The taxpayer argued that the deposits were his share of profits from a business venture in China and that they were derived prior to him becoming an Australian resident. He also argued that his salary was significantly smaller than the ATO had identified, but that he’d used a salary certificate to obtain financing from a bank to purchase property in Australia.
While the AAT accepted that the evidence from the taxpayer’s employer and bank statements were evidence of his claim around salary to obtain finance for property, there was no evidence backing up his claims that the transfers came from savings held in China, nor was there evidence to demonstrate how those savings were derived.

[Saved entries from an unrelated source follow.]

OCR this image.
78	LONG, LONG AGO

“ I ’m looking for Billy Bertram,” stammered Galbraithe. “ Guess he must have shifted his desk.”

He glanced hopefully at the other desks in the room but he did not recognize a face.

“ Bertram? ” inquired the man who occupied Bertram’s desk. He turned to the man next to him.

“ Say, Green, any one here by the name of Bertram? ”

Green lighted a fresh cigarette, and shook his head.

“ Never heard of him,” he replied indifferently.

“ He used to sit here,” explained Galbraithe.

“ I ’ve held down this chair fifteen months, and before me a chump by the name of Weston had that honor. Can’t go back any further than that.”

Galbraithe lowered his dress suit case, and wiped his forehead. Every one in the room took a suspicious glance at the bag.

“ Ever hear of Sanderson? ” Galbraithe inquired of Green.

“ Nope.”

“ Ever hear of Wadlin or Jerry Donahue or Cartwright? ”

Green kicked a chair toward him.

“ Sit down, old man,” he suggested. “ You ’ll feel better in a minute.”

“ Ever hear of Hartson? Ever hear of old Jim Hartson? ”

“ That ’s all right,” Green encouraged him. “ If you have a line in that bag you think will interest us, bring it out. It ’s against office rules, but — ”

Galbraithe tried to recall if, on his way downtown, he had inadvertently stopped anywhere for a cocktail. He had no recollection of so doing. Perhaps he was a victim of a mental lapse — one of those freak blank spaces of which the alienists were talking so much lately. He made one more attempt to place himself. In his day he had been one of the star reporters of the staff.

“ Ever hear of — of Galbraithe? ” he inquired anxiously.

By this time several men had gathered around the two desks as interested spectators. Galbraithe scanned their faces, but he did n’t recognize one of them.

The case highlights the importance of getting proper advice when moving funds to or from Australia as well as the requirement for properly documenting where the funds originated, the purpose for the transfer, and disclosing foreign assets to the Australian Tax Office in a timely manner.
Despite repeated warnings from the ATO about disclosing an individual’s foreign assets, it is unclear if the message is getting through to taxpayers with overseas assets and income. What is clear is that the ATO is not shy about penalising those it catches unawares and ignorance of the rules is no longer giving taxpayers much sway.
As always, we strongly recommend obtaining professional advice before moving to Australia.
Last updated April 2015. This factsheet is provided for information purposes only and is correct at the time of publishing. It should not be used in place of advice from your accountant.